La théorie balte de « l’occupation » néglige également le fait que la Lettonie et l’Estonie, qui dénoncent aujourd’hui le pacte Molotov-Ribbentrop de non-agression entre l’Allemagne et l’Union soviétique, signé le 23 août 1939, comme un outrage moral, alors qu’ils ont eux-mêmes signé un pacte de non-agression avec Hitler en juin 1939. Ces traités peuvent être consultés ici, pages 49 et 105.

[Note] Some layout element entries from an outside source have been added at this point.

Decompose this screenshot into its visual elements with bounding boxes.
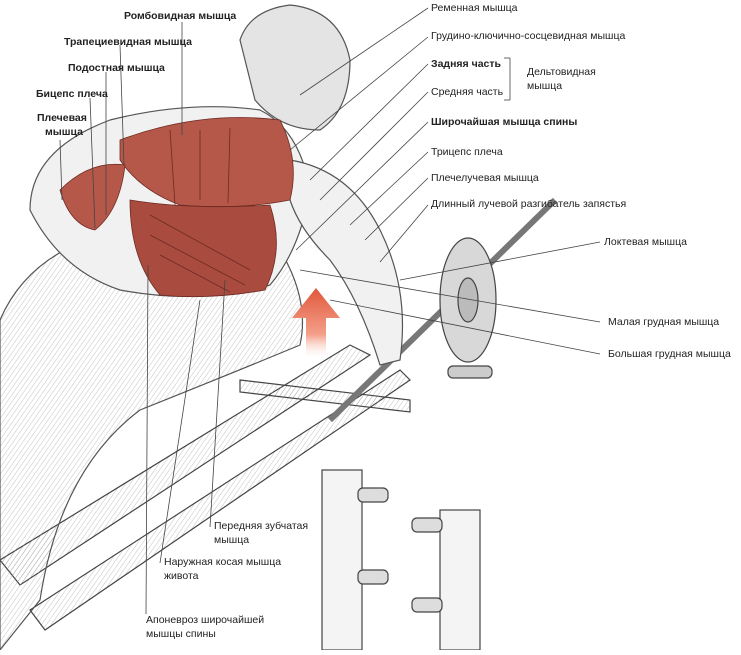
- label-sternocleidomastoid: Грудино-ключично-сосцевидная мышца: [431, 30, 626, 42]
- label-brachialis-1: Плечевая: [37, 112, 87, 124]
- label-extensor-carpi: Длинный лучевой разгибатель запястья: [431, 198, 627, 210]
- bench-illustration: [0, 344, 481, 651]
- barbell-illustration: [327, 197, 558, 423]
- label-aponeurosis-1: Апоневроз широчайшей: [146, 614, 265, 626]
- label-pectoralis-minor: Малая грудная мышца: [608, 316, 720, 328]
- label-rhomboid: Ромбовидная мышца: [124, 10, 237, 22]
- label-anconeus: Локтевая мышца: [604, 236, 687, 248]
- label-pectoralis-major: Большая грудная мышца: [608, 348, 731, 360]
- label-infraspinatus: Подостная мышца: [68, 62, 165, 74]
- label-deltoid-1: Дельтовидная: [527, 66, 596, 78]
- leader-lines: [59, 7, 601, 615]
- label-serratus-2: мышца: [214, 534, 250, 546]
- label-latissimus: Широчайшая мышца спины: [431, 116, 578, 128]
- label-brachialis-2: мышца: [45, 126, 83, 138]
- label-external-oblique-1: Наружная косая мышца: [164, 556, 282, 568]
- label-brachioradialis: Плечелучевая мышца: [431, 172, 539, 184]
- label-deltoid-2: мышца: [527, 80, 563, 92]
- label-triceps: Трицепс плеча: [431, 146, 503, 158]
- label-serratus-1: Передняя зубчатая: [214, 520, 309, 532]
- label-deltoid-middle: Средняя часть: [431, 86, 504, 98]
- upward-arrow: [292, 288, 340, 360]
- label-aponeurosis-2: мышцы спины: [146, 628, 216, 640]
- back-muscles: [59, 117, 294, 298]
- label-biceps: Бицепс плеча: [36, 88, 108, 100]
- label-external-oblique-2: живота: [164, 570, 199, 582]
- label-trapezius: Трапециевидная мышца: [64, 36, 192, 48]
- label-deltoid-posterior: Задняя часть: [431, 58, 501, 70]
- label-splenius: Ременная мышца: [431, 2, 518, 14]
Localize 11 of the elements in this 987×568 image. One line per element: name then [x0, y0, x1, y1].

En outre, ils l’ont fait non seulement pour se protéger mais aussi par affinité idéologique avec le nazisme ; la Lettonie et l’Estonie sont devenues des dictatures au milieu des années 1930 : le président letton, Karlis Ulmanis, a été accueilli par les salutations des nazis lorsqu’il a pris le pouvoir et a interdit tous les partis politiques en 1934. Ce fait incommode n’a pas empêché la Lettonie d’aller chercher le grand-neveu de Ulmani, Guntis, pour devenir président après l’effondrement de l’URSS, signe de la continuité historique avec l’état d’avant-guerre et du maintien de la fiction de l’occupation. Bonjour pour le prétexte que les États baltes étaient démocratiques avant 1940 !

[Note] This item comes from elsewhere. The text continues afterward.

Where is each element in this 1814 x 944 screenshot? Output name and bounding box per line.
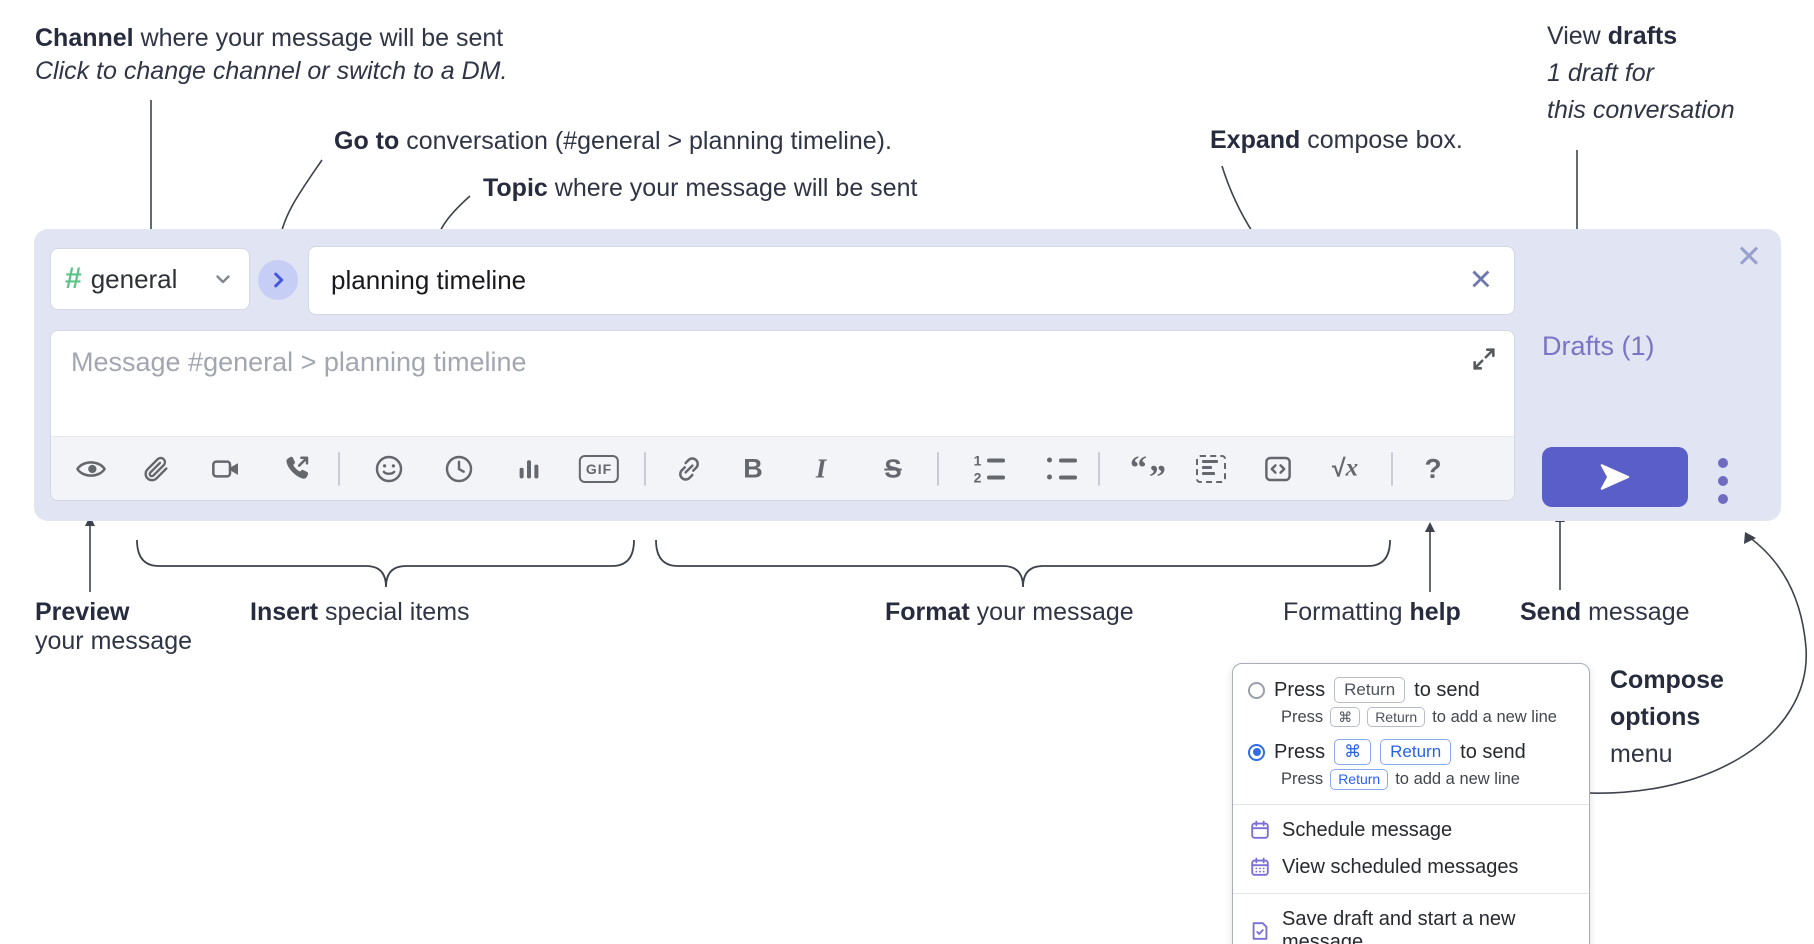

Les Baltes prétendent aujourd’hui que la période d’« occupation » a été marquée par la domination ethnique des Russes sur les Baltes, mais c’est aussi un non-sens. Les Russes pourraient aussi bien prétendre avoir été soumis à la dictature géorgienne sous Staline [qui était Géorgien, NdT]. Le fait est que le système soviétique était brutal pour tous les citoyens soviétiques et que davantage de Russes en souffraient que d’autres nationalités. L’élite soviétique croyait que son système était le meilleur au monde et elle instaurait le même régime sur tout le territoire de l’URSS sans discrimination nationale. C’est précisément cette question qui distingue radicalement le communisme soviétique du nazisme et rend donc absurde de traiter les deux régimes comme s’ils étaient pareils.
Les Russes ont parfaitement le droit de se rappeler avec fierté de leur meilleur moment, tout comme les Britanniques. En 1944, la triste histoire de la guerre froide se situait encore dans le futur, elle n’a vraiment commencé qu’en 1948, et qui sait comment l’URSS aurait pu évoluer si, comme le proposait Staline, une zone tampon en Europe centrale, composée d’États neutres incluant une Allemagne non alignée, avait été acceptée par l’Ouest ? Les Baltes ont joué un rôle important dans l’État soviétique après 1945, comme ils l’avaient fait au début du bolchevisme, et ils ne devraient pas être autorisés à écarter, plus que d’autres, leurs propres responsabilités nationales.